Scientists from the University of Central Lancashire, UK, have spoken of a giant cosmic structure. Its size is so large that its very existence fundamentally shakes modern thinking about the universe. The Great Ring covers about 3% of the radius of the entire observable universe and may be part of an even larger structure. The Great Ring is a nearly perfectly circular group of galaxies and galaxy clusters about 1.3 billion light-years in diameter. When visible to the naked eye, it is the size of 15 full moons in the night sky. Traditionally, superclusters of galaxies were thought to be the largest and relatively widespread structures in the universe, with sizes exceeding hundreds of millions of light years. They can connect into threads that stretch over billions of years and form part of the web of the universe.

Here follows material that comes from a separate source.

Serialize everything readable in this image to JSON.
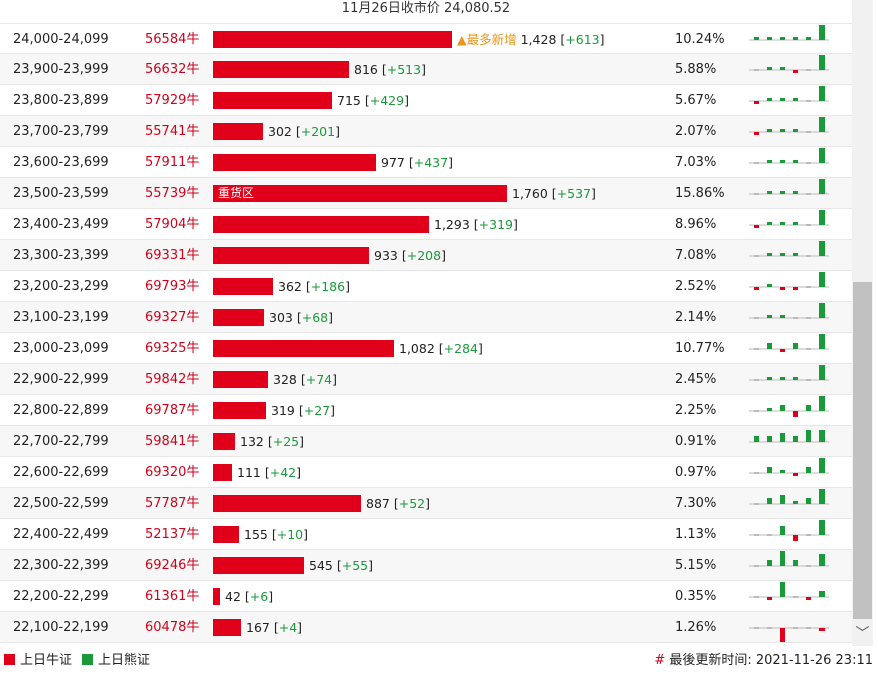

The Great Ring is not only larger than these objects, but larger than any other structure. There is a cosmological principle that is a fundamental part of space science, according to which the universe should appear uniform in all directions to all observers within it. Of course, there are random differences in the distribution of stars and galaxies, but at the largest scale they all merge into a homogeneous system. Cosmological principles place an upper limit on the size of any structure of 1.2 billion light-years, but the Great Ring clearly ignores this value. If it were an isolated discovery, it might be dismissed as an anomaly or a mistake, but the Great Ring is not the only “impossible” giant discovery, or even the biggest one. Two years ago, fellow astronomer Alexia Lopez from the University of Central Lancashire discovered a crescent-shaped structure 3.3 billion light-years long. It was called Giant Ark. In 2015, a gigantic GRB ring with a diameter of 5.6 billion light years was discovered. And although the Great Wall of Hercules, the Northern Crown, is his galactic thread stretching over 10 billion light years, its status as a single structure remains debatable.

Even weirder, the Great Ring and the Giant Ark are in the same part of the sky and about the same distance from Earth, 9.2 billion light-years. And they can be part of a single, even larger structure. Cosmological principles have undergone significant changes in recent years, so scientists may need to consider alternative models. For example, the appearance of gigantic structures under the influence of one-dimensional defects in space and time – cosmic strings. Or the model of conformal periodic cosmology, which posits that our universe is one link in an infinite chain in which the collapse of one universe causes a big bang in another.